A Igreja da Laudato si’ e a exploração dos recursos naturais

Importa encontrar mais avenidas de colaboração entre as Igrejas do Norte e do Sul, para enfrentar com maior eficácia e realismo os tremendos desafios que a humanidade tem pela frente quanto ao cuidado da casa comum.

Escrevo estas notas após o encerramento do Tempo da Criação de 2024, que teve como tema “Espera e age com a criação”, a partir da Mensagem do Papa para o Dia Mundial de Oração pelo Cuidado da Criação. Estas celebrações e os inúmeros gestos e iniciativas concretas em que se empenham as nossas dioceses, paróquias, catequeses, escolas, movimentos de apostolado e grupos e organizações de inspiração cristã constituem um sinal evidente de que há uma mudança em curso na Igreja no que à ecologia diz respeito. Trata-se de uma mentalidade Laudato si’ que se vai formando e fortalecendo, ainda que de modo desigual de acordo com as inevitáveis circunstâncias de lugar geográfico, de formação pessoal, de visão do mundo e do tipo de comunidades e ambientes que cada cristão frequenta. “Temos de cuidar do planeta”, oiço com alguma frequência dizer aos meus filhos, algo quase impensável na mesma idade na minha geração.

Muito o devemos, sem dúvida, à opção corajosa do Papa Francisco de apelar a uma ecologia integral que inclui tanto o cuidado pelo ser humano como pela criação. Isto logo a partir do seu texto inicial e programático, a Evangelii Gaudium, associando-se nesta tarefa ao exemplo do grande santo que escolhera como patrono do seu pontificado: “Pequenos mas fortes no amor de Deus, como São Francisco de Assis, todos nós, cristãos, somos chamados a cuidar da fragilidade do povo e do mundo em que vivemos” (n. 216).

Contudo, por mais otimista que me sinta com tantos sinais desta transformação de mentalidade que vejo ocorrer diante dos olhos, confesso que, ao mesmo tempo, em muitos momentos me parece estarmos apenas a arranhar a superfície dos grandes desafios que temos pela frente. Vou abordar aqui apenas a questão das consequências, tanto para o meio ambiente e o clima como para o ser humano, do modo como continuam a ser explorados os recursos naturais e, em especial, os combustíveis fósseis.

1. O que sabemos bem

Francisco oferece na Laudato si’ (n. 23 – todas as citações que seguem são da mesma encíclica) uma síntese cristalina do tremendo desafio colocado pelo aquecimento climático que um grande consenso científico atribui “à alta concentração de gases com efeitos de estufa (…) emitidos sobretudo por causa da atividade humana”. Particularmente responsável por este fenómeno é o “modelo de desenvolvimento baseado no uso intensivo de combustíveis fósseis, que está no centro do sistema energético mundial”.

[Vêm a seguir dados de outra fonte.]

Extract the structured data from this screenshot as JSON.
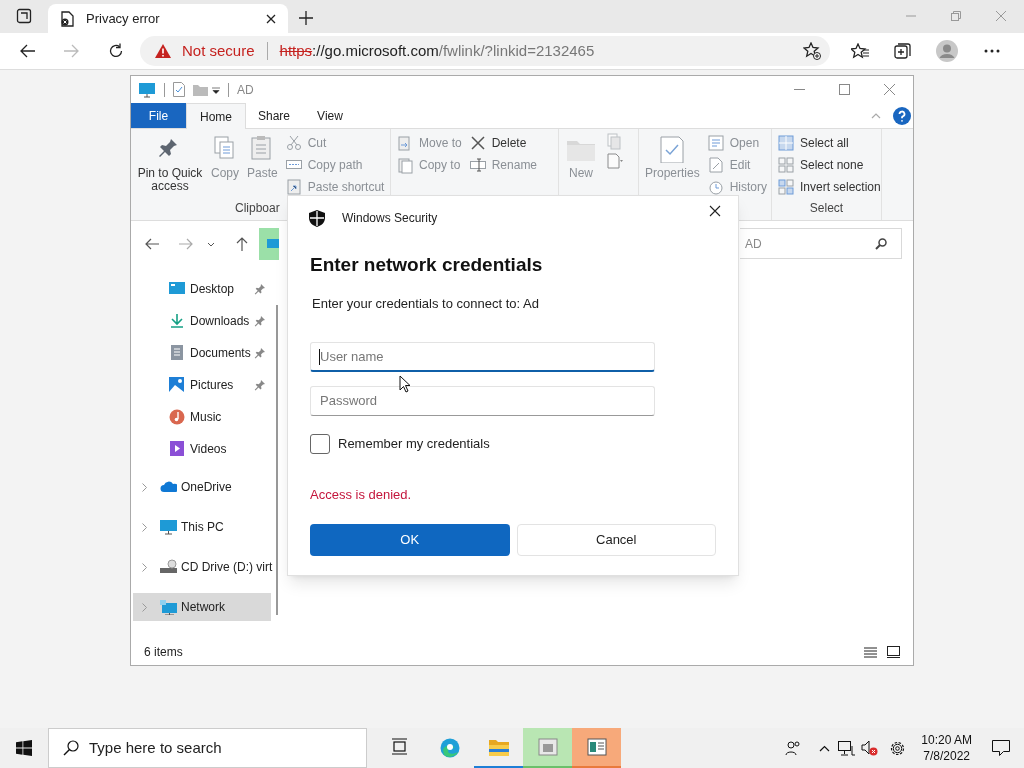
{
  "browser": {
    "tabs": [
      {
        "title": "Privacy error",
        "selected": true
      }
    ],
    "address": {
      "security": "Not secure",
      "scheme": "https",
      "host": "://go.microsoft.com",
      "path": "/fwlink/?linkid=2132465"
    }
  },
  "explorer": {
    "title": "AD",
    "ribbon_tabs": [
      {
        "label": "File",
        "kind": "file",
        "selected": false
      },
      {
        "label": "Home",
        "kind": "tab",
        "selected": true
      },
      {
        "label": "Share",
        "kind": "tab",
        "selected": false
      },
      {
        "label": "View",
        "kind": "tab",
        "selected": false
      }
    ],
    "ribbon": {
      "groups": [
        {
          "label": "Clipboar",
          "columns": [
            [
              {
                "label": "Pin to Quick access",
                "kind": "pin",
                "disabled": false
              }
            ],
            [
              {
                "label": "Copy",
                "kind": "copy",
                "disabled": true
              }
            ],
            [
              {
                "label": "Paste",
                "kind": "paste",
                "disabled": true
              }
            ],
            [
              {
                "label": "Cut",
                "kind": "cut",
                "disabled": true
              },
              {
                "label": "Copy path",
                "kind": "copypath",
                "disabled": true
              },
              {
                "label": "Paste shortcut",
                "kind": "pasteshortcut",
                "disabled": true
              }
            ]
          ]
        },
        {
          "columns": [
            [
              {
                "label": "Move to",
                "kind": "moveto",
                "disabled": true
              },
              {
                "label": "Copy to",
                "kind": "copyto",
                "disabled": true
              }
            ],
            [
              {
                "label": "Delete",
                "kind": "delete",
                "disabled": false
              },
              {
                "label": "Rename",
                "kind": "rename",
                "disabled": true
              }
            ]
          ]
        },
        {
          "columns": [
            [
              {
                "label": "New",
                "kind": "newfolder",
                "disabled": true
              }
            ],
            [
              {
                "kind": "newitem",
                "disabled": true
              },
              {
                "kind": "easyaccess",
                "disabled": true
              }
            ]
          ]
        },
        {
          "columns": [
            [
              {
                "label": "Properties",
                "kind": "properties",
                "disabled": true
              }
            ],
            [
              {
                "label": "Open",
                "kind": "open",
                "disabled": true
              },
              {
                "label": "Edit",
                "kind": "edit",
                "disabled": true
              },
              {
                "label": "History",
                "kind": "history",
                "disabled": true
              }
            ]
          ]
        },
        {
          "label": "Select",
          "columns": [
            [
              {
                "label": "Select all",
                "kind": "selectall",
                "disabled": false
              },
              {
                "label": "Select none",
                "kind": "selectnone",
                "disabled": false
              },
              {
                "label": "Invert selection",
                "kind": "invert",
                "disabled": false
              }
            ]
          ]
        }
      ]
    },
    "search": {
      "placeholder": "AD"
    },
    "quick_access": [
      {
        "label": "Desktop",
        "kind": "desktop",
        "pinned": true
      },
      {
        "label": "Downloads",
        "kind": "downloads",
        "pinned": true
      },
      {
        "label": "Documents",
        "kind": "documents",
        "pinned": true
      },
      {
        "label": "Pictures",
        "kind": "pictures",
        "pinned": true
      },
      {
        "label": "Music",
        "kind": "music",
        "pinned": false
      },
      {
        "label": "Videos",
        "kind": "videos",
        "pinned": false
      }
    ],
    "locations": [
      {
        "label": "OneDrive",
        "kind": "onedrive",
        "selected": false
      },
      {
        "label": "This PC",
        "kind": "pc",
        "selected": false
      },
      {
        "label": "CD Drive (D:) virt",
        "kind": "cd",
        "selected": false
      },
      {
        "label": "Network",
        "kind": "network",
        "selected": true
      }
    ],
    "status": "6 items"
  },
  "dialog": {
    "title": "Windows Security",
    "heading": "Enter network credentials",
    "message": "Enter your credentials to connect to: Ad",
    "fields": [
      {
        "placeholder": "User name",
        "focused": true
      },
      {
        "placeholder": "Password",
        "focused": false
      }
    ],
    "remember": {
      "label": "Remember my credentials",
      "checked": false
    },
    "error": "Access is denied.",
    "buttons": [
      {
        "label": "OK",
        "primary": true
      },
      {
        "label": "Cancel",
        "primary": false
      }
    ]
  },
  "taskbar": {
    "search_placeholder": "Type here to search",
    "apps": [
      {
        "kind": "taskview",
        "active": false
      },
      {
        "kind": "edge",
        "active": false
      },
      {
        "kind": "explorer",
        "active": true
      },
      {
        "kind": "green",
        "active": false
      },
      {
        "kind": "orange",
        "active": false
      }
    ],
    "time": "10:20 AM",
    "date": "7/8/2022"
  }
}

A intensificação dos fenómenos meteorológicos extremos é disso uma consequência irrefutável, não obstante todos os negacionismos irresponsáveis dos defensores do “let’s drill, drill, drill…”. Se muitos locais de África e da Europa foram confrontados nos últimos meses por tempestades e cheias de dimensões perfeitamente incomuns, a América do Sul tem sido atingida agora por uma seca de dimensões bíblicas em toda a bacia do Amazonas e por incêndios catastróficos em quase todos os países do subcontinente, agravados por uma humidade atmosférica baixíssima. A minha colega que trabalha a partir de Santa Cruz de la Sierra, na Bolívia, dizia-me há dias que o ar estava de tal modo irrespirável devido ao fumo causado por estes incêndios que os filhos estavam de novo a ter aulas online em casa, tal como no tempo da pandemia. Embora sendo eu avesso ao catastrofismo, não há como fugir à consciência de que a ocorrência destes fenómenos só se vai intensificar em todo o planeta.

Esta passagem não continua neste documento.